First Greenpeace activist leaves Russia
Greenpeace says it will make sure a Kiwi arrested in a protest against Arctic oil drilling gets home safely after the criminal charges against him were dropped.
The criminal charges of hooliganism against all but one of the crew of 30 were dropped under an amnesty that was passed by the Russian Parliament this month.
The amnesty was seen by many as an attempt by the Kremlin to dampen the criticism of Russia's human rights record before the Winter Olympics in Sochi in February.
An Italian crew member is the only protester who has failed to get his criminal case closed due to the lack of an interpreter.
The first activists had begun to leave Russia, and all were expected to be returning home by Friday (local time), Greenpeace said.
Nelson man David Haussmann was still awaiting an exit visa, but should get back in the coming days, Greenpeace New Zealand spokesman Niall Bennett said.
"It looks pretty much definite that David's just going to want to come straight home, keep his head down, stay quiet and just hang out with his whanau for a bit," Bennett said.
"We'll be talking to him, we'll make sure he gets back safely, but then he's just going to want to hang out with his family."

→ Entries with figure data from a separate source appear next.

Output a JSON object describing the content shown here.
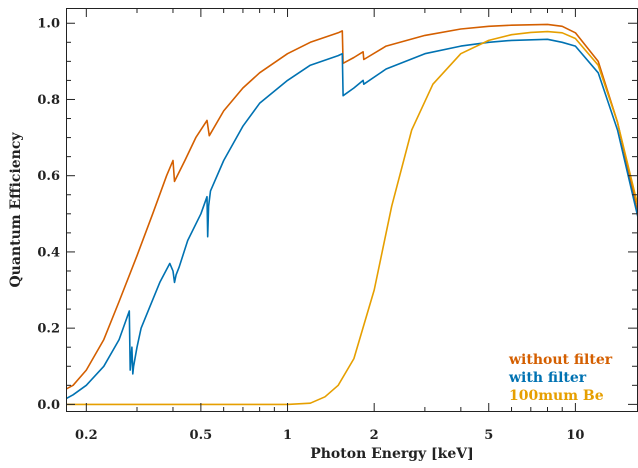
{
  "chart_data": {
    "type": "line",
    "title": "",
    "xlabel": "Photon Energy [keV]",
    "ylabel": "Quantum Efficiency",
    "xscale": "log",
    "xlim": [
      0.17,
      16.5
    ],
    "ylim": [
      -0.02,
      1.04
    ],
    "xticks": [
      {
        "value": 0.2,
        "label": "0.2"
      },
      {
        "value": 0.5,
        "label": "0.5"
      },
      {
        "value": 1,
        "label": "1"
      },
      {
        "value": 2,
        "label": "2"
      },
      {
        "value": 5,
        "label": "5"
      },
      {
        "value": 10,
        "label": "10"
      }
    ],
    "yticks": [
      {
        "value": 0.0,
        "label": "0.0"
      },
      {
        "value": 0.2,
        "label": "0.2"
      },
      {
        "value": 0.4,
        "label": "0.4"
      },
      {
        "value": 0.6,
        "label": "0.6"
      },
      {
        "value": 0.8,
        "label": "0.8"
      },
      {
        "value": 1.0,
        "label": "1.0"
      }
    ],
    "grid": false,
    "legend_position": "bottom-right",
    "series": [
      {
        "name": "without filter",
        "color": "#d45f00",
        "x": [
          0.17,
          0.18,
          0.2,
          0.23,
          0.26,
          0.3,
          0.34,
          0.38,
          0.4,
          0.405,
          0.44,
          0.48,
          0.525,
          0.535,
          0.6,
          0.7,
          0.8,
          1.0,
          1.2,
          1.5,
          1.55,
          1.56,
          1.7,
          1.83,
          1.84,
          2.2,
          3.0,
          4.0,
          5.0,
          6.0,
          8.0,
          9.0,
          10.0,
          12.0,
          14.0,
          16.5
        ],
        "y": [
          0.04,
          0.05,
          0.09,
          0.17,
          0.27,
          0.39,
          0.5,
          0.6,
          0.64,
          0.585,
          0.64,
          0.7,
          0.745,
          0.705,
          0.77,
          0.83,
          0.87,
          0.92,
          0.95,
          0.975,
          0.98,
          0.895,
          0.91,
          0.925,
          0.905,
          0.94,
          0.968,
          0.985,
          0.992,
          0.995,
          0.997,
          0.992,
          0.975,
          0.9,
          0.74,
          0.5
        ]
      },
      {
        "name": "with filter",
        "color": "#0072b2",
        "x": [
          0.17,
          0.18,
          0.2,
          0.23,
          0.26,
          0.282,
          0.284,
          0.288,
          0.29,
          0.292,
          0.3,
          0.31,
          0.33,
          0.36,
          0.39,
          0.4,
          0.405,
          0.41,
          0.42,
          0.45,
          0.5,
          0.525,
          0.528,
          0.532,
          0.54,
          0.6,
          0.7,
          0.8,
          1.0,
          1.2,
          1.5,
          1.55,
          1.56,
          1.7,
          1.83,
          1.84,
          2.2,
          3.0,
          4.0,
          5.0,
          6.0,
          8.0,
          9.0,
          10.0,
          12.0,
          14.0,
          16.5
        ],
        "y": [
          0.015,
          0.025,
          0.05,
          0.1,
          0.17,
          0.245,
          0.09,
          0.15,
          0.08,
          0.1,
          0.15,
          0.2,
          0.25,
          0.32,
          0.37,
          0.35,
          0.32,
          0.34,
          0.36,
          0.43,
          0.5,
          0.545,
          0.44,
          0.52,
          0.56,
          0.64,
          0.73,
          0.79,
          0.85,
          0.89,
          0.915,
          0.92,
          0.81,
          0.83,
          0.85,
          0.84,
          0.88,
          0.92,
          0.94,
          0.95,
          0.955,
          0.958,
          0.95,
          0.94,
          0.87,
          0.72,
          0.49
        ]
      },
      {
        "name": "100mum Be",
        "color": "#e69f00",
        "x": [
          0.17,
          0.5,
          1.0,
          1.2,
          1.35,
          1.5,
          1.7,
          2.0,
          2.3,
          2.7,
          3.2,
          4.0,
          5.0,
          6.0,
          7.0,
          8.0,
          9.0,
          10.0,
          12.0,
          14.0,
          16.5
        ],
        "y": [
          0.0,
          0.0,
          0.0,
          0.003,
          0.02,
          0.05,
          0.12,
          0.3,
          0.52,
          0.72,
          0.84,
          0.92,
          0.955,
          0.97,
          0.976,
          0.978,
          0.975,
          0.96,
          0.89,
          0.74,
          0.52
        ]
      }
    ]
  }
}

Greenpeace New Zealand had remained in contact with Haussmann during the group's two months in jail.
New Zealand-born Jon Beauchamp, who lives in Australia, was also a member of the group.
Soviet-born Swedish activist Dima Litvinov crossed the Finnish border today after receiving an exit stamp in his passport. Thirteen others have also received the stamp which allows them to leave, Greenpeace said, with rest of the "Arctic 30" expected to go through the process on Friday.
"Now I'm going home to my bed, my wife, my kids and my life," Dima said in a statement. "I'm leaving Russia feeling like we won something here."
Russia's treatment of the 30 activists from 18 countries - who spent two months in detention and faced hooliganism charges punishable by seven years in jail - had drawn heavy criticism from Western nations and celebrities.
Russia says activists endangered lives and property in the protest at the state-controlled energy giant Gazprom's Prirazlomnaya oil platform in the Pechora Sea, a key element of Russia's plans to develop the Arctic.
Greenpeace said the boarding of its icebreaker by Russian authorities after the protest was illegal and says its activists conducted a peaceful protest.